A follower of the Indian religious guru Meher Baba, Townshend's faith, which blended elements of Buddhist and Sufist mysticism with conventional Christianity, was a major source of inspiration for many of his works, including the rock operas Tommy, Quadrophenia, and Lifehouse.
In addition to his work with the Who, Townshend was active as a solo artist. Beginning in 1969, he recorded 8 studio albums, as well as a trio of religious albums and a collaboration with Faces bassist and fellow Meher Baba devotee Ronnie Lane. He has also recorded eight live albums, including one featuring the short-lived supergroup Deep End. In 1984 Townshend published an anthology of short stories entitled Horse's Neck, and he is rumored to be writing an autobiography. In 1993 he and Des MacAnuff wrote and directed the Broadway adaptation of the Who album Tommy, as well as a less-succesful musical based on his solo album The Iron Man. MacAnuff would later adapt this musical into the animated film The Iron Giant.

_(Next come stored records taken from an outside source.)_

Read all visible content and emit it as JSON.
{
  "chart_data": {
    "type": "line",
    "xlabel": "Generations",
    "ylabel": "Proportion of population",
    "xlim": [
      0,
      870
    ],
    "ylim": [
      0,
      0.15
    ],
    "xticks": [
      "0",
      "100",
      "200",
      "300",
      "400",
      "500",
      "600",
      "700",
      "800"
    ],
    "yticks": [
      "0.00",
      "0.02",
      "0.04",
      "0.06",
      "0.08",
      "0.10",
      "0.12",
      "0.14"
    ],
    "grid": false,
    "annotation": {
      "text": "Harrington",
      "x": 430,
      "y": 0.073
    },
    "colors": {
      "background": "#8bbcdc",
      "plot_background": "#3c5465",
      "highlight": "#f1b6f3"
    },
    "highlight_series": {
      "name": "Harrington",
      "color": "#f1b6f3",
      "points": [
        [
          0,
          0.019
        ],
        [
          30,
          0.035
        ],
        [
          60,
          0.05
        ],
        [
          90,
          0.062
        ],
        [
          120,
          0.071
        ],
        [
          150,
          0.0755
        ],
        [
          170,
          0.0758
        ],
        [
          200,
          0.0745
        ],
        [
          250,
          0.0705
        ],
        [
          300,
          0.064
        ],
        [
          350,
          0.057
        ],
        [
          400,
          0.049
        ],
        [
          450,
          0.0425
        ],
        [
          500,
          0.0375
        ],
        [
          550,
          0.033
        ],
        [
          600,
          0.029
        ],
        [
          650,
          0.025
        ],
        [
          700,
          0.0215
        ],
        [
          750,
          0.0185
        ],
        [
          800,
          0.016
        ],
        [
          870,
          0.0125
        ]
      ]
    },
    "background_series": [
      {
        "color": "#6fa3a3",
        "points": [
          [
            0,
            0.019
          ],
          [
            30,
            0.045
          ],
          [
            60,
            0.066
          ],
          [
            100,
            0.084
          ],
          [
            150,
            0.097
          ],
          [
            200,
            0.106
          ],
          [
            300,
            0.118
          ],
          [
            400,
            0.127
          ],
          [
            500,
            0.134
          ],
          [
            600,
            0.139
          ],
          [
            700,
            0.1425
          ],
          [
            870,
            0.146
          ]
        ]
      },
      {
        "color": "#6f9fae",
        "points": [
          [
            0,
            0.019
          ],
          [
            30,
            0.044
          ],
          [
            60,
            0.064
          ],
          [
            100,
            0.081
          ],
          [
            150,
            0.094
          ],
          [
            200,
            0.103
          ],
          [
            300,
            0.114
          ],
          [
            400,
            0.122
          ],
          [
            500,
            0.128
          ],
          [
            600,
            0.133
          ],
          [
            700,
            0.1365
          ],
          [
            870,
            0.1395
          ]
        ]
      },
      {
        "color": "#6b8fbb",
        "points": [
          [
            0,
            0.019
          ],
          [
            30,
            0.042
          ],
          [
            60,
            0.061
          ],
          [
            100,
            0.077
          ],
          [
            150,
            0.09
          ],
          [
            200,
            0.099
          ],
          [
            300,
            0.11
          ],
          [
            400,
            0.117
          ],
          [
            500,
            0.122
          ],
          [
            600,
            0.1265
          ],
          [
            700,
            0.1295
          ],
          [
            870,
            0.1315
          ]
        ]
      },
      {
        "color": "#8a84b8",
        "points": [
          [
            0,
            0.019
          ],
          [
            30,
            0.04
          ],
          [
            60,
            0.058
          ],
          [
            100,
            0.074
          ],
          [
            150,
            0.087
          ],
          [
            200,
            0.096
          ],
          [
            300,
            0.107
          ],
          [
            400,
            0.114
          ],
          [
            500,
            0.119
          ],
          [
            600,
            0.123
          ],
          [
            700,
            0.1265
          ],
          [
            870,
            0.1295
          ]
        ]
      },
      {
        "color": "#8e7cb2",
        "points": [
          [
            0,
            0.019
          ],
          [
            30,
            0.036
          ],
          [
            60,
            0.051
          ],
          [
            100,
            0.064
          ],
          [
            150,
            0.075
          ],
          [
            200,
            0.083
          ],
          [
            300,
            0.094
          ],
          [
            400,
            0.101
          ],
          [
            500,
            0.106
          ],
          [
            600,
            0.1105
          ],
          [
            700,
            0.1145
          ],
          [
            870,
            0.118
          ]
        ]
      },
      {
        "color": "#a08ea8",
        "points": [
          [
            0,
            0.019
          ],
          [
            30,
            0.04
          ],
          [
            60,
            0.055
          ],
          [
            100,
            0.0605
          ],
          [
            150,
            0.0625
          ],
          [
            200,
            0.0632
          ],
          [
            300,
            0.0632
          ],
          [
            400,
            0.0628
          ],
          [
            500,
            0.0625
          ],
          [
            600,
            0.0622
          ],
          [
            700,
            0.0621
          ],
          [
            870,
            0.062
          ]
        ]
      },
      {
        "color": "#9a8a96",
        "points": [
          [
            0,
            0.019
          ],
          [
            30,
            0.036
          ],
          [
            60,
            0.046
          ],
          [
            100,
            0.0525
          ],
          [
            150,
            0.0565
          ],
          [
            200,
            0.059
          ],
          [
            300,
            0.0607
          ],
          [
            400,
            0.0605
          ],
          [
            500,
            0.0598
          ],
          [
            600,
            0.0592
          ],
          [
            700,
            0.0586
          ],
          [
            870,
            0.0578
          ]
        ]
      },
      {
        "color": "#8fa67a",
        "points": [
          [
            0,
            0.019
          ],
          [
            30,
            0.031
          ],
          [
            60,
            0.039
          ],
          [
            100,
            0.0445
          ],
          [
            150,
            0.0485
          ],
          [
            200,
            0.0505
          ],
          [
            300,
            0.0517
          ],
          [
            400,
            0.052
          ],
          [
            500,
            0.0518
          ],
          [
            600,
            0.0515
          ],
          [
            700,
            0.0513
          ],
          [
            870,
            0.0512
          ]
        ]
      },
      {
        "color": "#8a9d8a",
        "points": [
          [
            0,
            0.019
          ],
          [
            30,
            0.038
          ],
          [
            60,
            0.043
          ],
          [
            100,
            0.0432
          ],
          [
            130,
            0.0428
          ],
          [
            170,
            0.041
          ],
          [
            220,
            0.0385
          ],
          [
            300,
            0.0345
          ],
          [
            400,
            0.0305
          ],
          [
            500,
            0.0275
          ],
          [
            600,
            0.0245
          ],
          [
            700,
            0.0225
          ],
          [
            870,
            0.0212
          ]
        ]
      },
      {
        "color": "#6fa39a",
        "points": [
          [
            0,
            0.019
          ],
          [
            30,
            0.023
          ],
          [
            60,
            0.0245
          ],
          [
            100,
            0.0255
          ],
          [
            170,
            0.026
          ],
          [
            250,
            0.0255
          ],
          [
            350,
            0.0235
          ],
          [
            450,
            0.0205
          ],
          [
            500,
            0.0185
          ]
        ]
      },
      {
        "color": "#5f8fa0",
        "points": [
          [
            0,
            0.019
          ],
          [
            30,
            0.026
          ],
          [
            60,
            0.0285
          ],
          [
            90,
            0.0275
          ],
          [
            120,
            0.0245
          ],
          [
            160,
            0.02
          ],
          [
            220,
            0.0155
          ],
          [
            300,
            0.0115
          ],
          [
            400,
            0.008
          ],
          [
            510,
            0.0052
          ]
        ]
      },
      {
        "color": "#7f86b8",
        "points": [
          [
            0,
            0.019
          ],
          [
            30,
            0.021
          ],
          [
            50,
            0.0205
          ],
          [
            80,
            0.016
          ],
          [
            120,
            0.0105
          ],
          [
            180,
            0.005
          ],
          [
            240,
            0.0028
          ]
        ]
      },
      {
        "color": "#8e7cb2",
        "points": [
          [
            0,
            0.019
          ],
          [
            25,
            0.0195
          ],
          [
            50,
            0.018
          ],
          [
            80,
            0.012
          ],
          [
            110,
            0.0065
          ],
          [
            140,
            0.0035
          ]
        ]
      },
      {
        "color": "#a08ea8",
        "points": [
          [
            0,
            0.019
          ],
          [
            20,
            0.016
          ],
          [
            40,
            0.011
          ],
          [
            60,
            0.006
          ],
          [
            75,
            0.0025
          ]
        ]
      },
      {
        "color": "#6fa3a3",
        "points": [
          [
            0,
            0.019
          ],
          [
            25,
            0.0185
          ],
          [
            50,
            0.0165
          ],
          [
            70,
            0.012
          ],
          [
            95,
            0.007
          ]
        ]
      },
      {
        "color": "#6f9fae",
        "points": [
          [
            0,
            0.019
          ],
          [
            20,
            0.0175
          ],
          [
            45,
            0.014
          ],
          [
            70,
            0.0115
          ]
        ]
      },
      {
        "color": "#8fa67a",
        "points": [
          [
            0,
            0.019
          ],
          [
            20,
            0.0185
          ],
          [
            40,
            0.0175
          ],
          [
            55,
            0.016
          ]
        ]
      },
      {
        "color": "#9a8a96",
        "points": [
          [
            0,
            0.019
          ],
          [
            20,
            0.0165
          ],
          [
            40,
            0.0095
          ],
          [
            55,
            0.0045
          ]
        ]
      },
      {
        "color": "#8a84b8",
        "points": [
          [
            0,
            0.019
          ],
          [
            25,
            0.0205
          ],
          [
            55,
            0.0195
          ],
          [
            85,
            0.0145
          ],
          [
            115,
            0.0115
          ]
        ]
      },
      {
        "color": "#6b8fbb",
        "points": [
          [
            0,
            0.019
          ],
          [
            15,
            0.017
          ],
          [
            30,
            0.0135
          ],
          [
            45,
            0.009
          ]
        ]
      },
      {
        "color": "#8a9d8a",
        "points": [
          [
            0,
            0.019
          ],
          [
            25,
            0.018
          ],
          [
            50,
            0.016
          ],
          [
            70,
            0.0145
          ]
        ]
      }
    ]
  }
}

In early January 2003, Townshend admitted having provided his credit card details to a commercial child pornography website, which he claimed to have done for research purposes. He made the admission in response to Operation Ore, a large child pornography operation which apparently had tracked Townshend's use of the website. He was cleared of all charges in May 2003, although he was placed on a national registry of sex offenders as a cautionary measure.
His research claims were bolstered by a document written by him, dating to January 2002 and once posted on his official website. In it, he describes the child pornography market on the Internet and police attempts to regulate possession, which he characterizes as a "witch hunt" that also catches innocent vigilantes.